A desvalorização do Algarve

Com mais um governo de visão assimétrica, o Algarve segue a rota do Sol, o único amigo que não falha! O resto é uma economia frágil e dependente, empregos telecomandados e benesses partidárias respaldadas em perguntas ao governo, promessas e obras de conta-gotas para calar críticos e um mar de contemplações! Nem um primeiro-ministro nascido foi além de meia estrada…

Evoluímos para uma CCDR que generosamente distribuiu milhões que não se vislumbram impactos estruturais, emergimos uma AMAL sem voz em Lisboa, oca de estratégia, enfim… restamos fonte de divisas e receitas para não afundar mais a balança de pagamentos. Para a política centralizada como o resto do país: o que é o Algarve? Pés na areia, o sol, e descobrir um nativo para a selfie. Espertos e atentos, até leram que constamos dos parâmetros de região considerada desenvolvida.

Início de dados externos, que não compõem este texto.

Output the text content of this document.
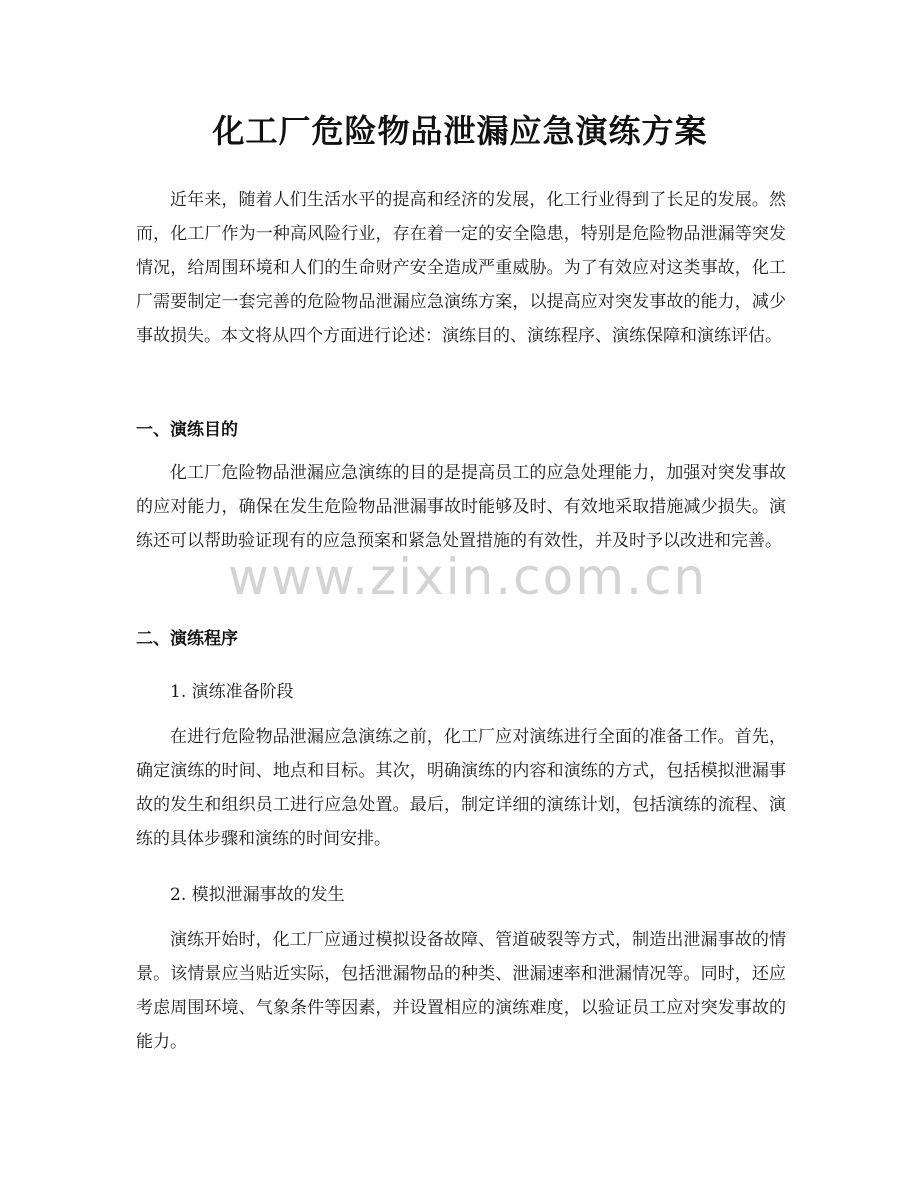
化工厂危险物品泄漏应急演练方案

近年来，随着人们生活水平的提高和经济的发展，化工行业得到了长足的发展。然而，化工厂作为一种高风险行业，存在着一定的安全隐患，特别是危险物品泄漏等突发情况，给周围环境和人们的生命财产安全造成严重威胁。为了有效应对这类事故，化工厂需要制定一套完善的危险物品泄漏应急演练方案，以提高应对突发事故的能力，减少事故损失。本文将从四个方面进行论述：演练目的、演练程序、演练保障和演练评估。

一、演练目的

化工厂危险物品泄漏应急演练的目的是提高员工的应急处理能力，加强对突发事故的应对能力，确保在发生危险物品泄漏事故时能够及时、有效地采取措施减少损失。演练还可以帮助验证现有的应急预案和紧急处置措施的有效性，并及时予以改进和完善。

二、演练程序

1. 演练准备阶段

在进行危险物品泄漏应急演练之前，化工厂应对演练进行全面的准备工作。首先，确定演练的时间、地点和目标。其次，明确演练的内容和演练的方式，包括模拟泄漏事故的发生和组织员工进行应急处置。最后，制定详细的演练计划，包括演练的流程、演练的具体步骤和演练的时间安排。

2. 模拟泄漏事故的发生

演练开始时，化工厂应通过模拟设备故障、管道破裂等方式，制造出泄漏事故的情景。该情景应当贴近实际，包括泄漏物品的种类、泄漏速率和泄漏情况等。同时，还应考虑周围环境、气象条件等因素，并设置相应的演练难度，以验证员工应对突发事故的能力。

www.zixin.com.cn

O turismo está a ser, por razões conjunturais, o grande motor deste governo! Junta-se a situação transitória da perigosidade de locais concorrentes e as facilidades tributárias de aliciamento dos ricos de outros países que, somado, não são alicerces de uma economia periférica como a nossa, a nacional e menos a algarvia. De baixo não há autoridade para exigir e quando alguém de qualquer governo desce, quase se esconde. Recentemente ouvimos o responsável do SEP, numa espera ao primeiro Costa: o seu ministro é surdo? E você? O irmão do Presidente da República, António Rebelo de Sousa deu-nos conselhos para uma Região Administrativa, sem que perceba que são as pessoas que falham. A CML, com uma frente de mar e um orçamento poderoso, não cobre o funcionamento de serviços básicos (Maritenda, EN125), validou a destruição de áreas de costa e tem mais em carteira para a várzea a poente de Vilamoura, (por desgraça, outras duas várzeas – Armação de Pêra e Alvor – estão também condenadas às receitas de IMT e IMI), e como os presidentes têm sonhos para vender, o de Loulé, retoma o tema do buraco negro do Parque das Cidades, onde já vê o maior intermodal de transportes, o tal Hospital Central e outros investimentos diversificados. Em Albufeira, o empreendimento da marina que não tem vida própria quer a todo o custo invadir as falésias com um passeio. Uma promessa? Mais desvalorização escondida em modernidade!

Sonhos não incomodam! Incomoda é como a região mais turística é gerida pelo oportunismo liberal. Voltou ao crescimento não por mérito próprio, fruto da conjuntura internacional e agrava deficiências estruturais. O «Allgarve» faliu, criaram «o 365 Algarve» (?!)… a Monarch caíu sem resposta e a sazonalidade esmaga pequenas finanças empresariais e familiares!

O cenário: enquanto sobem receitas públicas e na hotelaria estrelada, salários e reformas são atormentados pelo custo de vida inflacionado, reclama-se na Saúde e na Justiça, na falta e custos da estrutura pré-escolar, nas comunicações e transportes a geringonça em fim de mandato promete a eletrificação do resto da rede ferroviária quando os mapas dos transportes exigem visão interativa de futuro, na falta de habitação social compatível com a desvalorização dos salários e procura da mão-de-obra estrangeira desclassificada e sem posses de sobrevivência ou, nas bolsas de desempregados onde imperam os mais velhos abandonados e os mais formados sem esperança, na segurança o segredo é esconder a insegurança, e vamos… felizes. Sabemos, mas deixamos que hipotequem o nosso futuro!